House Speaker John Boehner of Ohio is all about jobs. Attending $10,000-a-head golf outings is just part of the tough price he has to pay in his quest to put Ohioans and other Americans back to work.
The West Chester Republican was in town this week to play a round of golf at Inverness Club in support of Rep. Bob Latta (R., Bowling Green). Maybe you saw him. Then again, you probably didn't. Neither did Mr. Latta's constituents, unless they are big GOP donors or members of the private club on Dorr Street, in Democratic Rep. Marcy Kaptur's district.
Lucas County Republican Chairman Jon Stainbrook said the speaker's presence in Toledo shows "they know we're here." Mr. Boehner was whisked into town the morning of the outing, directly to the club. There were no trips to boarded-up city neighborhoods or shuttered storefronts on the way to the first tee.
The speaker did see the donors who paid $1,000 to $10,000 to attend the event.
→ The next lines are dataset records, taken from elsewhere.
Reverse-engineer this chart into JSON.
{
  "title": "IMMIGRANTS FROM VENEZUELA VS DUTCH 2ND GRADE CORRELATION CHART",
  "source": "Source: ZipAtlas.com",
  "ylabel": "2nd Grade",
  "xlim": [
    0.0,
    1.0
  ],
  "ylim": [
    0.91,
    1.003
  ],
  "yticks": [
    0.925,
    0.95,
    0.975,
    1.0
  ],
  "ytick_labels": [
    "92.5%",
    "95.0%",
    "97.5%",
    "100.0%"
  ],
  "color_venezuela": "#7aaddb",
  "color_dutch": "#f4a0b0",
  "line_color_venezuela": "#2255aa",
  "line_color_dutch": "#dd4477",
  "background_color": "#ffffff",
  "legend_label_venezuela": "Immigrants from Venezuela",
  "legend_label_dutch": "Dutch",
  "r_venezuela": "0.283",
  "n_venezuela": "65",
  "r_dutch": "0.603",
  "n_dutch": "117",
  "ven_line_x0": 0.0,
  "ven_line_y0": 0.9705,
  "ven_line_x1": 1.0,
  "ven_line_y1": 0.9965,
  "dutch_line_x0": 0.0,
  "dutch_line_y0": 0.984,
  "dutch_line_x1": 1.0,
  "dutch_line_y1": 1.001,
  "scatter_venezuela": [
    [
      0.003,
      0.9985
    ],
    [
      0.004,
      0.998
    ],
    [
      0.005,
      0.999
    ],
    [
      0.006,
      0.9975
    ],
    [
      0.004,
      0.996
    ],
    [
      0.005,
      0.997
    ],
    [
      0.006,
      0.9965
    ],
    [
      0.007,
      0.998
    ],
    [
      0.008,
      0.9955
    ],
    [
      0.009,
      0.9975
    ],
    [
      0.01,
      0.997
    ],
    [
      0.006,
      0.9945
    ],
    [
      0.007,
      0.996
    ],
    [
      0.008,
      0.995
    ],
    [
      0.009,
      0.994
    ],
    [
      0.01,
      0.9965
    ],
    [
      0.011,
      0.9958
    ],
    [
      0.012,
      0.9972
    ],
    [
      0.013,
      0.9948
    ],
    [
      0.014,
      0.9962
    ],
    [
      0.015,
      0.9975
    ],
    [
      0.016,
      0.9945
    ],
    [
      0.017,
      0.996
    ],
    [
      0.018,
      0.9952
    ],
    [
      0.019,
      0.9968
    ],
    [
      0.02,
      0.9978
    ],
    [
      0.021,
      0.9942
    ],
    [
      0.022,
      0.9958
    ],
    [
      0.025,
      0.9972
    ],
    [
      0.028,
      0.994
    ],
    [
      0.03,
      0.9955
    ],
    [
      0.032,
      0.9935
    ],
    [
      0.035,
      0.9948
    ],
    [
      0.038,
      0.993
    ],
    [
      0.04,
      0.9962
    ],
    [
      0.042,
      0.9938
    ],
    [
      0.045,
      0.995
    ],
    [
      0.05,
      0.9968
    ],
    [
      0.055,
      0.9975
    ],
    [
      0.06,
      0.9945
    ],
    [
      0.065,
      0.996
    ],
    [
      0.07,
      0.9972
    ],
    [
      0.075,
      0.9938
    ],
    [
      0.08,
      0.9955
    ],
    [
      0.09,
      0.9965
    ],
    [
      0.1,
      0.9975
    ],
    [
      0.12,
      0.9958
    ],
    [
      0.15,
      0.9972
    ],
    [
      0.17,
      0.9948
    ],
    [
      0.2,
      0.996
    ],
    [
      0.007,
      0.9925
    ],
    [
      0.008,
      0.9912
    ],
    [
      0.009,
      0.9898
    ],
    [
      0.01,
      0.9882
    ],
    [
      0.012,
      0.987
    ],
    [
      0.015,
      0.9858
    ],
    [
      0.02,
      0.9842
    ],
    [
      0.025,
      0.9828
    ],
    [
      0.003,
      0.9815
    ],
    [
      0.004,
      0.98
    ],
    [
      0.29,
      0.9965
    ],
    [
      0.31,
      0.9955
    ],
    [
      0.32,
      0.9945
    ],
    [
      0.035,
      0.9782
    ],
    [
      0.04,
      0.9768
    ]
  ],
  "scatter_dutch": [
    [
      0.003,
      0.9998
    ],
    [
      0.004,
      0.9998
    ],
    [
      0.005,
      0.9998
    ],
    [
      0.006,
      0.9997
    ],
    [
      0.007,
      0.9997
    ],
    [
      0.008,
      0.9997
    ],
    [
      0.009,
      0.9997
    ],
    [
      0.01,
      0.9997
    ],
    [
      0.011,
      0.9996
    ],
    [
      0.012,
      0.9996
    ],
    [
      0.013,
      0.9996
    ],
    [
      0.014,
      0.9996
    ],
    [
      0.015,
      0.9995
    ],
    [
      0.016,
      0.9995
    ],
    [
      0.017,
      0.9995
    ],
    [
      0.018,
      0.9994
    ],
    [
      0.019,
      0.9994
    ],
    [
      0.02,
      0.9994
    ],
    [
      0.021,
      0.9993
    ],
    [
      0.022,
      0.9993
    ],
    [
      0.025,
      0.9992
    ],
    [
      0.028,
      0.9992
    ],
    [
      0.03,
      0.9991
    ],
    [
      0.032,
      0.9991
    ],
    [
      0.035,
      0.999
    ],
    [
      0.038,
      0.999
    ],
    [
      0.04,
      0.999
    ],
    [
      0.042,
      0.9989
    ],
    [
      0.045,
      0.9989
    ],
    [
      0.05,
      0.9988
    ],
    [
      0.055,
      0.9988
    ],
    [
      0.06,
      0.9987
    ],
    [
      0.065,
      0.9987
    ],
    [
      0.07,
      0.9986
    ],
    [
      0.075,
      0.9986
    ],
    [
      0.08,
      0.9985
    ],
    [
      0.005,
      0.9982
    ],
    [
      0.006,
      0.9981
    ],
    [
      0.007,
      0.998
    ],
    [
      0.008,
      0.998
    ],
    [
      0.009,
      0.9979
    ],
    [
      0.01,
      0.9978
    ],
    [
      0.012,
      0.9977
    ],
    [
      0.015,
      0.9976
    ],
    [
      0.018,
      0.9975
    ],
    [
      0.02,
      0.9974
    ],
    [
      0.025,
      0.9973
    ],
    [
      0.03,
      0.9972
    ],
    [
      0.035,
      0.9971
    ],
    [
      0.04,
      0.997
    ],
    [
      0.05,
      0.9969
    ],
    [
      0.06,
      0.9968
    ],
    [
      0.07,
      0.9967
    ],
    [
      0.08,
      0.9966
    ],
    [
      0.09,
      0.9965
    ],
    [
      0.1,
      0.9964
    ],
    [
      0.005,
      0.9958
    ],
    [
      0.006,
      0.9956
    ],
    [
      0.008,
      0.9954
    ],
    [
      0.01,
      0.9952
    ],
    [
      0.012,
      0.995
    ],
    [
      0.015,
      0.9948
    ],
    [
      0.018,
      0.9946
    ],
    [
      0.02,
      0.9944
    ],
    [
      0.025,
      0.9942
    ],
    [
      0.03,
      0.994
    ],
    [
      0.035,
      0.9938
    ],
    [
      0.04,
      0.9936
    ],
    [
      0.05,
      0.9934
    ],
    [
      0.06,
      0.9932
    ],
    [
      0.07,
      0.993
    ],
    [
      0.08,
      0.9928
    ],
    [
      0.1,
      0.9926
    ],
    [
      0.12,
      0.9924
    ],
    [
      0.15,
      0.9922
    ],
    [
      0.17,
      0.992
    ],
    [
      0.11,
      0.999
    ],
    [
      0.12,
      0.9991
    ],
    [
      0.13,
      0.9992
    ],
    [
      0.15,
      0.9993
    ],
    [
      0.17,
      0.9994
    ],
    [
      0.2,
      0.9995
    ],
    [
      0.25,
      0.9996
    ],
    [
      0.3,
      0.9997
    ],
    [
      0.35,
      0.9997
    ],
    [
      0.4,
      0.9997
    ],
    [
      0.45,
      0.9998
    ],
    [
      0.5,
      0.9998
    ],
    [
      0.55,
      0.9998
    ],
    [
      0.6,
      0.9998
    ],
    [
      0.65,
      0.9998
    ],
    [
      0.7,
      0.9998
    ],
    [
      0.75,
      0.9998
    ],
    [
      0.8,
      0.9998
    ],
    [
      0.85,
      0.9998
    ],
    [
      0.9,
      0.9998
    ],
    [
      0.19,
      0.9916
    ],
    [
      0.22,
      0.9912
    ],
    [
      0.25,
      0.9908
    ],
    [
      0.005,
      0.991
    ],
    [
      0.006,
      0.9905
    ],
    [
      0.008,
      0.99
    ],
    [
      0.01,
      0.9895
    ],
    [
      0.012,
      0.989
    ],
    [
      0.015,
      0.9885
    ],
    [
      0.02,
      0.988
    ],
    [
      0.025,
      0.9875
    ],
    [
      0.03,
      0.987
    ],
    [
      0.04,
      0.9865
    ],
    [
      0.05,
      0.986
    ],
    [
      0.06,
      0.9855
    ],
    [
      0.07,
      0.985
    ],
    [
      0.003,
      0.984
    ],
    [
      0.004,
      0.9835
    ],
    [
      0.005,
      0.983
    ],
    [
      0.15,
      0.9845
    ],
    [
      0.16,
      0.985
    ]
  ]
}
It's not likely many of them were unemployed or had homes in foreclosure. He might not have seen the protesters outside the gates of the club, holding signs that implored him to create jobs.
After shooting a commendable 81 on the par-71 course, Mr. Boehner attended a private reception. What he spoke about is known only to the big-money golfers and smaller donors who paid $150 each to rub elbows with the powerful Republican. The only working stiffs there were serving food and mixing drinks.
Mr. Boehner isn't alone, certainly. It's par for the course for Republican and Democratic pols to claim solidarity with "the American people," almost all of whom are effectively -- and sometimes literally -- walled off from them and their big-money fund-raisers.
Miss Kaptur, who called on Mr. Boehner to join her in supporting legislation that would limit campaign spending and "restore the government to the people," also benefits from deep-pocket donors. This week, 140 people paid $15,000 a family to hobnob with President Obama at a private residence in Washington. But while politicians of both parties engage in such activities, they seldom occur this close to home.
Mr. Boehner often invokes his hardscrabble roots: He grew up with 11 brothers and sisters. He washed floors in the family-owned bar at the age of 8. He was the first in his family to graduate from college. Recalling his humble beginnings can bring tears to his eyes.
Still, you wonder whether he and other politicians might benefit from spending a night in a homeless shelter, or sharing dinner with a family living in its car.